The girl went into the house as Peduzzi pointed.
They walked down the hill across the fields and then turned to follow the river bank. Peduzzi talked rapidly with much winking and knowingness. As they walked three abreast the wife caught his breath across the wind. Once he nudged her in the ribs. Part of the time he talked in d’Ampezzo dialect and sometimes in Tyroler German dialect. He could not make out which the young gentleman and his wife understood the best so he was being bilingual. But as the young gentleman said, Ja, Ja, Peduzzi decided to talk altogether in Tyroler. The young gentleman and the wife understood nothing.
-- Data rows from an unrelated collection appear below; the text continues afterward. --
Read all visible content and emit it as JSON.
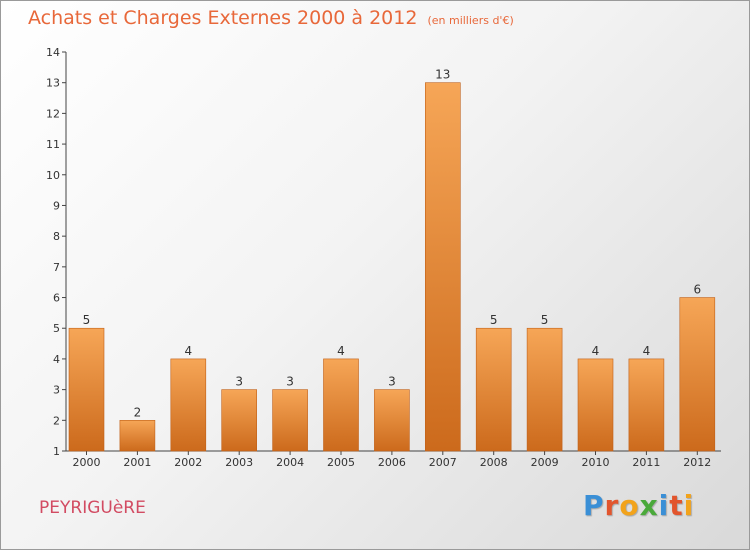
{
  "header": {
    "title": "Achats et Charges Externes 2000 à 2012",
    "subtitle": "(en milliers d'€)"
  },
  "footer": {
    "place": "PEYRIGUèRE",
    "logo": [
      {
        "ch": "P",
        "color": "#3a8fd6"
      },
      {
        "ch": "r",
        "color": "#e2552d"
      },
      {
        "ch": "o",
        "color": "#f2a31b"
      },
      {
        "ch": "x",
        "color": "#4aa93a"
      },
      {
        "ch": "i",
        "color": "#3a8fd6"
      },
      {
        "ch": "t",
        "color": "#e2552d"
      },
      {
        "ch": "i",
        "color": "#f2a31b"
      }
    ]
  },
  "colors": {
    "bar_top": "#f6a657",
    "bar_bottom": "#cc6a1c",
    "bar_edge": "#c06018",
    "title": "#e8683a",
    "place": "#d24b62"
  },
  "chart_data": {
    "type": "bar",
    "categories": [
      "2000",
      "2001",
      "2002",
      "2003",
      "2004",
      "2005",
      "2006",
      "2007",
      "2008",
      "2009",
      "2010",
      "2011",
      "2012"
    ],
    "values": [
      5,
      2,
      4,
      3,
      3,
      4,
      3,
      13,
      5,
      5,
      4,
      4,
      6
    ],
    "data_labels": [
      "5",
      "2",
      "4",
      "3",
      "3",
      "4",
      "3",
      "13",
      "5",
      "5",
      "4",
      "4",
      "6"
    ],
    "yticks": [
      "1",
      "2",
      "3",
      "4",
      "5",
      "6",
      "7",
      "8",
      "9",
      "10",
      "11",
      "12",
      "13",
      "14"
    ],
    "ylim": [
      1,
      14
    ],
    "grid": false,
    "legend": "none"
  }
}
“Everybody in the town saw us going through with these rods. We’re probably being followed by the game police now. I wish we weren’t in on this damn thing. This damned old fool is so drunk, too.”
“Of course you haven’t got the guts to just go back,” said the wife. “Of course you have to go on.”
“Why don’t you go back? Go on back, Tiny.”
“I’m going to stay with you. If you go to jail we might as well both go.”
They turned sharp down the bank and Peduzzi stood, his coat blowing in the wind, gesturing at the river. It was brown and muddy. Off on the right there was a dump heap.
“Say it to me in Italian,” said the young gentleman.
“Un’ mezz’ ora. Piu d’ un’ mezz’ ora.”
“He says it’s at least a half hour more. Go on back, Tiny. You’re cold in this wind anyway. It’s a rotten day and we aren’t going to have any fun, anyway.”
“All right,” she said, and climbed up the grassy bank.